Take $f(x) = 1$, that is naturally the volume of the ball in $\mathbb{R}^n$ if we use the Euclidean norm. But if we use the Chebyshev distance, that ball is an hypercube and the volume, in the Lebesgue measure, is just $r^n$. They are both related by a constant factor tough, namely $\frac{\pi^{n/2}}{\Gamma(\frac{n}{2}+1)}$.
So, I wonder what measure could give rise to an integral over the Chebyshev ball that keeps the same value for an arbitrary $f(x)$... is this possible? up to a factor?
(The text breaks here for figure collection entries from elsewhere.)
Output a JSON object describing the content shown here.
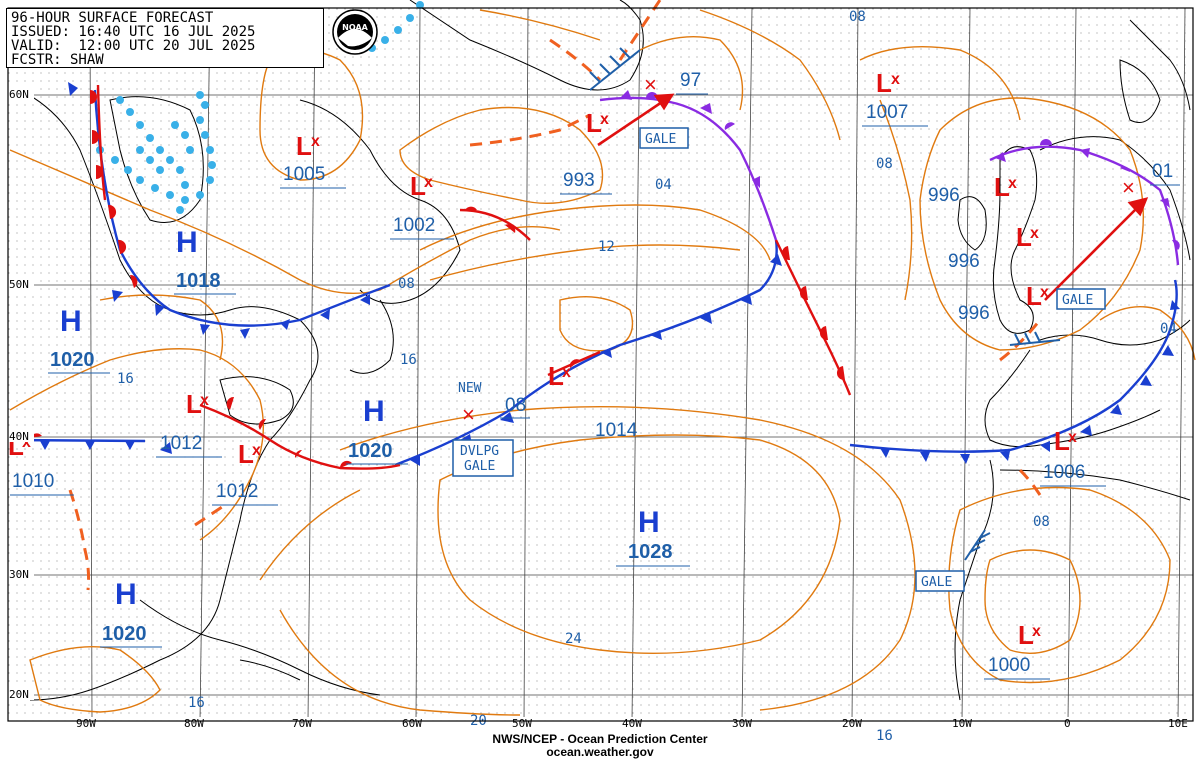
{
  "header": {
    "line1": "96-HOUR SURFACE FORECAST",
    "line2": "ISSUED: 16:40 UTC 16 JUL 2025",
    "line3": "VALID:  12:00 UTC 20 JUL 2025",
    "line4": "FCSTR: SHAW"
  },
  "logo_text": "NOAA",
  "footer": {
    "line1": "NWS/NCEP - Ocean Prediction Center",
    "line2": "ocean.weather.gov"
  },
  "lon_labels": [
    "90W",
    "80W",
    "70W",
    "60W",
    "50W",
    "40W",
    "30W",
    "20W",
    "10W",
    "0",
    "10E"
  ],
  "lat_labels": [
    "60N",
    "50N",
    "40N",
    "30N",
    "20N"
  ],
  "highs": [
    {
      "letter": "H",
      "value": "1018"
    },
    {
      "letter": "H",
      "value": "1020"
    },
    {
      "letter": "H",
      "value": "1020"
    },
    {
      "letter": "H",
      "value": "1020"
    },
    {
      "letter": "H",
      "value": "1028"
    }
  ],
  "lows": [
    {
      "value": "1005"
    },
    {
      "value": "1002"
    },
    {
      "value": "993"
    },
    {
      "value": "1007"
    },
    {
      "value": "996"
    },
    {
      "value": "996"
    },
    {
      "value": "996"
    },
    {
      "value": "1012"
    },
    {
      "value": "1012"
    },
    {
      "value": "1010"
    },
    {
      "value": "1006"
    },
    {
      "value": "1000"
    },
    {
      "value": "08"
    },
    {
      "value": "97"
    },
    {
      "value": "01"
    }
  ],
  "isobar_labels": [
    "08",
    "04",
    "12",
    "08",
    "08",
    "16",
    "16",
    "14",
    "04",
    "08",
    "24",
    "20",
    "16",
    "16",
    "1014"
  ],
  "warnings": [
    "GALE",
    "GALE",
    "DVLPG",
    "GALE",
    "GALE"
  ],
  "new_label": "NEW",
  "colors": {
    "high": "#1a3fd0",
    "low": "#e01010",
    "isobar": "#e07a10",
    "ice": "#39b0e8",
    "occluded": "#8a2be2",
    "label": "#1f5fa8",
    "coast": "#000000",
    "grid": "#555555"
  }
}
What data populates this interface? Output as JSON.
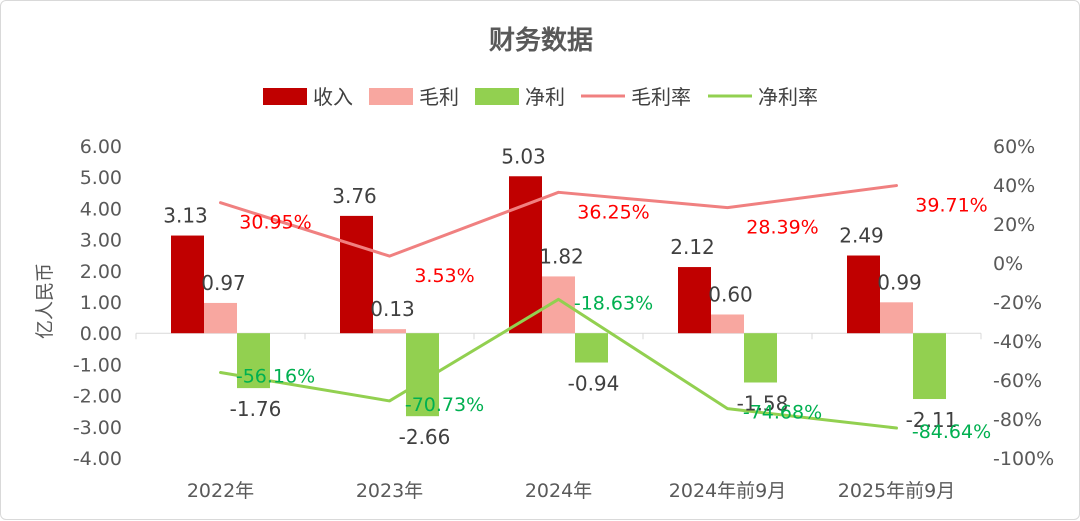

I believe/suspect this may have to do with a Radon-Nikodym derivative between measure above and the Lebesgue measure, but again which measure?
Assume that the integral over a cube wrt. measure $\mu_1$ is the same as the integral over a (Euclidean) ball wrt. a measure $\mu_2$ for all functions. Let $Sq=[-1,1]^n$ and $B=\{x: \|x\|_2\leq 1\}$, and $f$ be an integrable function (wrt. both measures). Then we have $$ \int_B f\mathrm{d}\mu_1=\int_{Sq} f\mathrm{d}\mu_2=\int_B f\mathrm{d}\mu_2 + \int_{Sq\setminus B} f\mathrm{d}\mu_2 $$ which is independent of $f|_{Sq\setminus B}$ due to the left hand side, so $\mu_2$ is zero on $Sq\setminus B$. This holds for any $f$, so you get that $\mu_2(X)=\mu_1(X\cap B)$ for any measurable $X\subseteq Sq$.